Selon les tenants de la théorie postmoderne et post-structuraliste, la textualité est par nature ouverte et le processus de lecture n'est jamais séquentiel. Le lecteur n'avance pas mot par mot, ligne par ligne, page par page jusqu'à la fin d'un texte. Il interprète le texte à l'intérieur de cadres de référence et fait de multiples connexions et associations au fur et à mesure de sa lecture. Depuis les années 1960, les chercheurs qui se sont penchés sur la réception des textes ont mis en valeur le rôle du lecteur dans la construction d'un texte (un texte existe-t-il sans lecteur?). La stabilité des textes traditionnels est à la fois physique et psychologique. La présence physique, stable, d'un texte imprimé tend à s'opposer à l'existence d'un texte impalpable, psychologique, que le lecteur tente de construire. L'hypertexte et l'hypermédia abandonnent la stabilité physique du texte imprimé par l'ajout de conventions d'ordre technologique : du fait du mécanisme des liens, ce n'est pas principalement l'interprétation du lecteur qui change, mais le texte lui-même. Les applications hypermédias s'efforcent d'imiter l'aptitude du cerveau à faire des associations d'idées de références, et elles utilisent ces références pour accéder à l'information. L'hypertexte fait fusionner le lecteur et l'écrivain d'une manière visible, en surface, qui accentue les qualités mêmes - le jeu des signes, l'inter-textualité, l'absence de conclusion - que la théorie déconstructiviste posait comme les limites ultimes de la littérature et du langage.
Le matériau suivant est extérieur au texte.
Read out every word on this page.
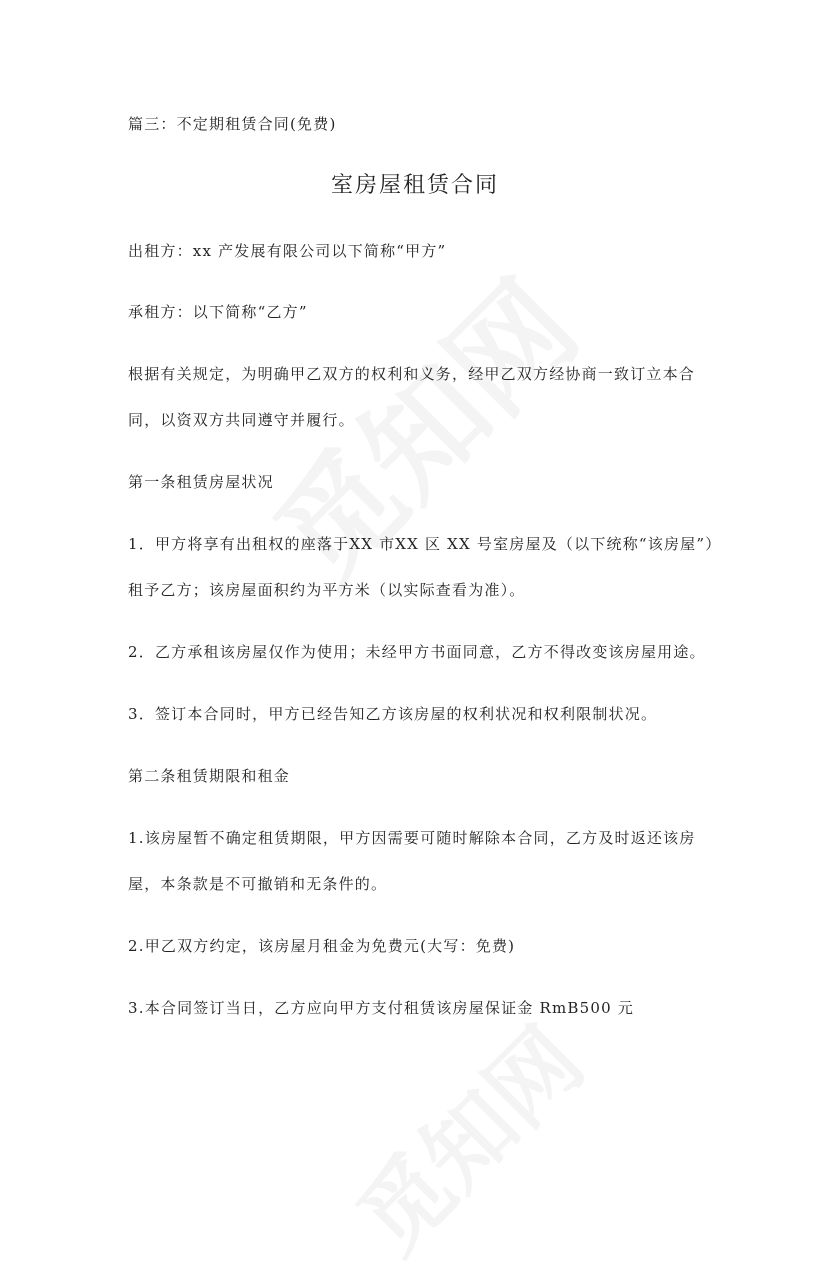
篇三：不定期租赁合同(免费)
室房屋租赁合同
出租方：xx 产发展有限公司以下简称“甲方”
承租方：以下简称“乙方”
根据有关规定，为明确甲乙双方的权利和义务，经甲乙双方经协商一致订立本合
同，以资双方共同遵守并履行。
第一条租赁房屋状况
1．甲方将享有出租权的座落于XX 市XX 区 XX 号室房屋及（以下统称“该房屋”）
租予乙方；该房屋面积约为平方米（以实际查看为准）。
2．乙方承租该房屋仅作为使用；未经甲方书面同意，乙方不得改变该房屋用途。
3．签订本合同时，甲方已经告知乙方该房屋的权利状况和权利限制状况。
第二条租赁期限和租金
1.该房屋暂不确定租赁期限，甲方因需要可随时解除本合同，乙方及时返还该房
屋，本条款是不可撤销和无条件的。
2.甲乙双方约定，该房屋月租金为免费元(大写：免费)
3.本合同签订当日，乙方应向甲方支付租赁该房屋保证金 RmB500 元
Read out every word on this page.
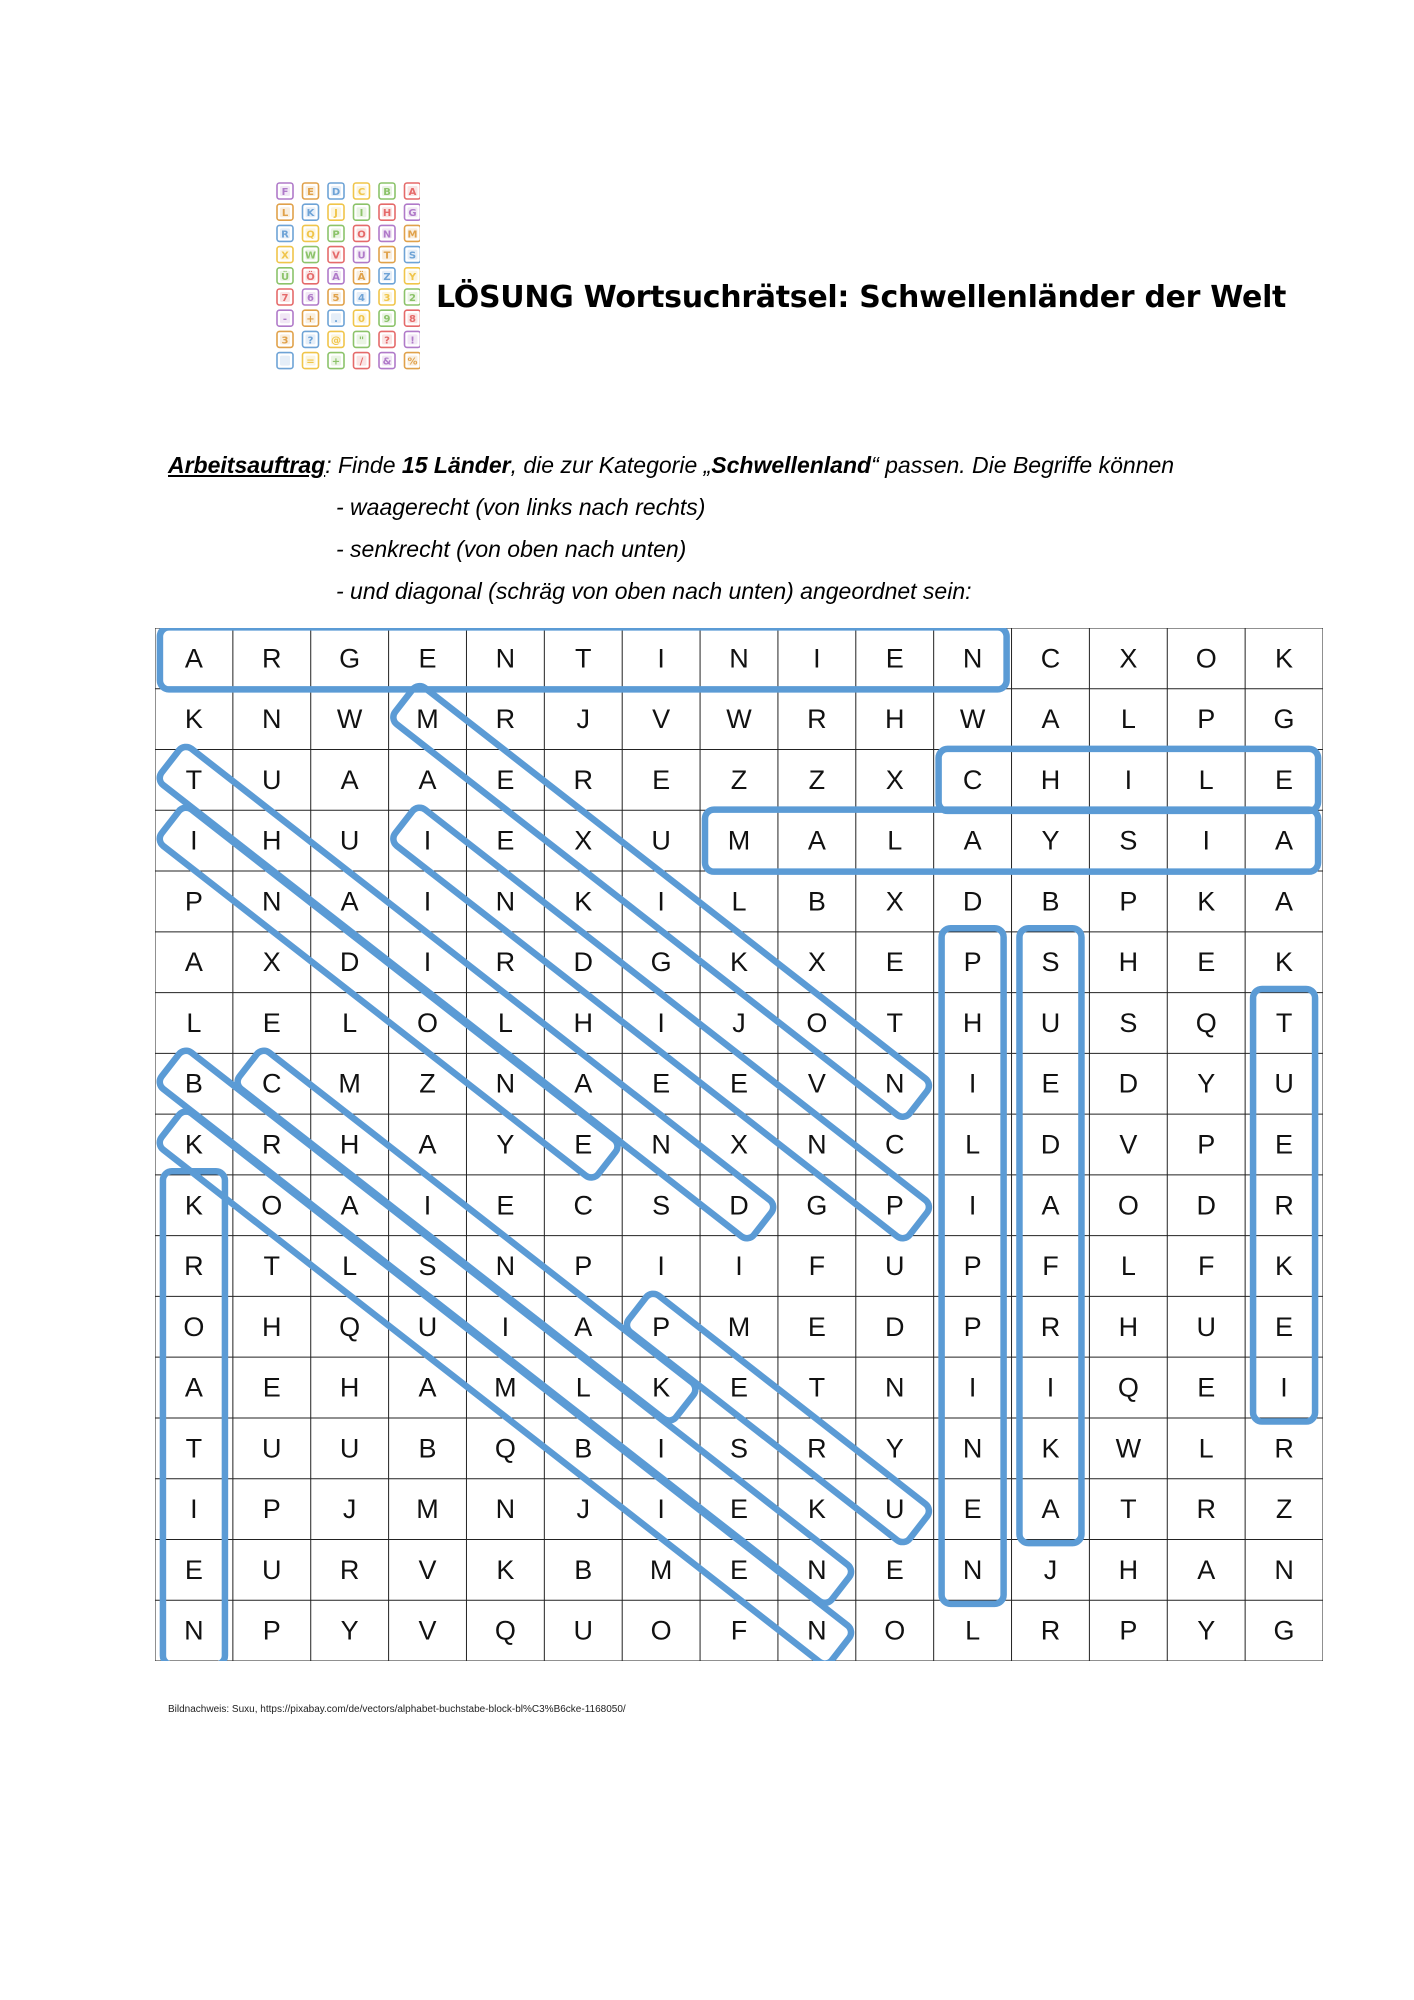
F E D C B A
L K J I H G
R Q P O N M
X W V U T S
Ü Ö Ä Ä Z Y
7 6 5 4 3 2
- + . 0 9 8
3 ? @ " ? !
= + / & %
LÖSUNG Wortsuchrätsel: Schwellenländer der Welt
Arbeitsauftrag: Finde 15 Länder, die zur Kategorie „Schwellenland“ passen. Die Begriffe können
- waagerecht (von links nach rechts)
- senkrecht (von oben nach unten)
- und diagonal (schräg von oben nach unten) angeordnet sein:
A R G E N T I N I E N C X O K
K N W M R J V W R H W A L P G
T U A A E R E Z Z X C H I L E
I H U I E X U M A L A Y S I A
P N A I N K I L B X D B P K A
A X D I R D G K X E P S H E K
L E L O L H I J O T H U S Q T
B C M Z N A E E V N I E D Y U
K R H A Y E N X N C L D V P E
K O A I E C S D G P I A O D R
R T L S N P I	I F U P F L F K
O H Q U I A P M E D P R H U E
A E H A M L K E T N I	I Q E I
T U U B Q B I S R Y N K W L R
I P J M N J I E K U E A T R Z
E U R V K B M E N E N J H A N
N P Y V Q U O F N O L R P Y G
Bildnachweis: Suxu, https://pixabay.com/de/vectors/alphabet-buchstabe-block-bl%C3%B6cke-1168050/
Vus à travers le prisme de la culture numérique, tout livre peut être considéré comme un espace d'information doté d'une "architecture" propre. Toute forme d'écriture est aussi une pratique spatiale qui consiste à occuper l'espace d'une page de papier ou d'écran avec des éléments structurels (phrases, paragraphes, chapitres).
À ces projets qui s'intéressent à la "matérialité" de la typographie et des espaces d'écritures s'ajoute le vaste ensemble d'écrits hypertextuels, majoritairement des récits non linéaires à base de texte.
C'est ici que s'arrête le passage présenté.